Justifying CEO Pay – Look, We Can Use it For Other Things Too!

Megan McArdle reviews a chapter in Tim Harford’s new book.

But Harford ably outlines an even more intriguing possibility: Michael Eisner might be worth $800 million even if he does nothing at all—indeed, perhaps he’d be worth even more if he did nothing but play video games all day.

That’s because many economists believe that CEO pay is structured as it is not to spur the CEO to ever greater heights of achievement, but rather pour encourager les autres. Michael Eisner might work just as hard for $1 million a year . . . but the gigantic payoff to becoming CEO spurs those beneath him to ever-greater heights of achievement. Basically, Michael Eisner has won the employment lottery. And because the prize is so big, all of his subordinates are dutifully beavering away, vying for a chance at the gravy train.

I worked in a Fortune 500 company for a while. The CEO was a young guy. By what must be one heck of a coincidence, the CEO was the son of the previous CEO, and the grandson of the CEO before that. Needless to say, the CEO’s family owned a big chunk of the company’s shares. Interestingly, the CEO didn’t have all that much experience in the industry – he had spent some years in an investment bank that happened to own the second largest block of shares of the company. And incidentally, the company’s business model for fifty years had been heavily geared toward picking up properties that came with big government subsidies attached.

Now, I don’t think anyone would conclude this is an unusual situation in corporate America.
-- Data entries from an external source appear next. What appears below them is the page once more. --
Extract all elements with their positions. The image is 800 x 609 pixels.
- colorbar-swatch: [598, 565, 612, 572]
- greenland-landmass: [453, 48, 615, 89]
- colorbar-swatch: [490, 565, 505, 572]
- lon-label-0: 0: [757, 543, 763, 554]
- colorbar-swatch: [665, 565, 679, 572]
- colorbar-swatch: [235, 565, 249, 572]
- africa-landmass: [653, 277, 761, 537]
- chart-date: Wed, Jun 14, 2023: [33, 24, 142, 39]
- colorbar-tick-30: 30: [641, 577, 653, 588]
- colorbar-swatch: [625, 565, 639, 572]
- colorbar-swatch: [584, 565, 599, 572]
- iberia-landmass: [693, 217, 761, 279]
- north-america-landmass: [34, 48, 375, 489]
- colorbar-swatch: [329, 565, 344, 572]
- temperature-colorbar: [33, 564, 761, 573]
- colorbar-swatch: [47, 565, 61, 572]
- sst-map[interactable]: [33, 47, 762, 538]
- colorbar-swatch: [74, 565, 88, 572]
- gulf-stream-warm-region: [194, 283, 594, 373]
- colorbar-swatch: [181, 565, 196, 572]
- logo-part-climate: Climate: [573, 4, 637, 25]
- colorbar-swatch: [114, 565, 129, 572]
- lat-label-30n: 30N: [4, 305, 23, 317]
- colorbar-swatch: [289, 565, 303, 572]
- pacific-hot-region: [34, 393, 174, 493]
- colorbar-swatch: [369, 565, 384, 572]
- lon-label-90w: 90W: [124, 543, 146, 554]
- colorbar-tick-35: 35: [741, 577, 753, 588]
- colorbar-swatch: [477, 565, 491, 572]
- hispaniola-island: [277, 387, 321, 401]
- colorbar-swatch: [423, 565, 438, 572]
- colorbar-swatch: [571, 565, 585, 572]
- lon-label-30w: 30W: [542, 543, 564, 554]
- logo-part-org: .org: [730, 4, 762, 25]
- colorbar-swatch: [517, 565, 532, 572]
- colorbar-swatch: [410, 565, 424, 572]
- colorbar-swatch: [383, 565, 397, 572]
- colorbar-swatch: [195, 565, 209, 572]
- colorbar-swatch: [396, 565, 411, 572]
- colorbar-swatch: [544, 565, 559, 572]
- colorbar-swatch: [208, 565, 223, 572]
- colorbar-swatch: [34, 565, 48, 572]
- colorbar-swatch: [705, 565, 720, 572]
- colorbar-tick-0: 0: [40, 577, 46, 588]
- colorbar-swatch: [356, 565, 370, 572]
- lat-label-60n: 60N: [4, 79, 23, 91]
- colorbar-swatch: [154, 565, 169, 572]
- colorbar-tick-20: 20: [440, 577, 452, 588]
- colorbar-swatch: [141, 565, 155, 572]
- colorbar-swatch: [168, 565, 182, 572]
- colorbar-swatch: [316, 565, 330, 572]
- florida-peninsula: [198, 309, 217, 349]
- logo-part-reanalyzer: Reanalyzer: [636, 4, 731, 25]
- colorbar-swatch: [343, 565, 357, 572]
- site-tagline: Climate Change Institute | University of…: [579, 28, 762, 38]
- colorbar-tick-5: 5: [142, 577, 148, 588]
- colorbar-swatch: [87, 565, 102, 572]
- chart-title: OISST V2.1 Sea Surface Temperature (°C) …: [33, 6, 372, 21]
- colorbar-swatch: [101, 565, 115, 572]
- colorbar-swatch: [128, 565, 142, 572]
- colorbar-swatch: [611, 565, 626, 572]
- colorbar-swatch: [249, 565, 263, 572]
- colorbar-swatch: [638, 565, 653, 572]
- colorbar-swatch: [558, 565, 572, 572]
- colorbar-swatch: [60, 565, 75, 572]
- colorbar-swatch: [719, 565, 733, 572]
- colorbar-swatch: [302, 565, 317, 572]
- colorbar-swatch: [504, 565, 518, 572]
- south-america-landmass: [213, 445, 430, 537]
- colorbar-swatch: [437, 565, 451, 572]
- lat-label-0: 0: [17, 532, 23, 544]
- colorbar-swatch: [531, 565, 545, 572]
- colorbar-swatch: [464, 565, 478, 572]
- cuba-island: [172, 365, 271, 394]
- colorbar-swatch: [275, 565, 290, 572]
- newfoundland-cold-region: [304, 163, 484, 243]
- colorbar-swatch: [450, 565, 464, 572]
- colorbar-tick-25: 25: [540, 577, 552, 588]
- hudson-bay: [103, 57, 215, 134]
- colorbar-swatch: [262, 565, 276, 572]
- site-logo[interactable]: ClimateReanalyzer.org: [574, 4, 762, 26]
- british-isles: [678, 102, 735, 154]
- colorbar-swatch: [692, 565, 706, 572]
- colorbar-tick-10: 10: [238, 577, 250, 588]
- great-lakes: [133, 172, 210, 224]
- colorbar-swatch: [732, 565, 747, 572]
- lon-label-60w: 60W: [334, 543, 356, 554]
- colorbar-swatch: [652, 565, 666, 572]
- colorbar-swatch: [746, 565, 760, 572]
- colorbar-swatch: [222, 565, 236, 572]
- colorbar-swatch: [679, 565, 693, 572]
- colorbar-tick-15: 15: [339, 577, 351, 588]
So its worth following through Harford’s thought process. (I assume McArdle got it right – it does sound like Harford.) How much encouragement would the more lineage-impaired employees have derived from the perks given to the CEO? My guess is that the average guy struggling to survive on a $40,000 a year income is as encouraged to work harder by Michael Eisner’s example as he is encouraged to inherit more by Paris Hilton.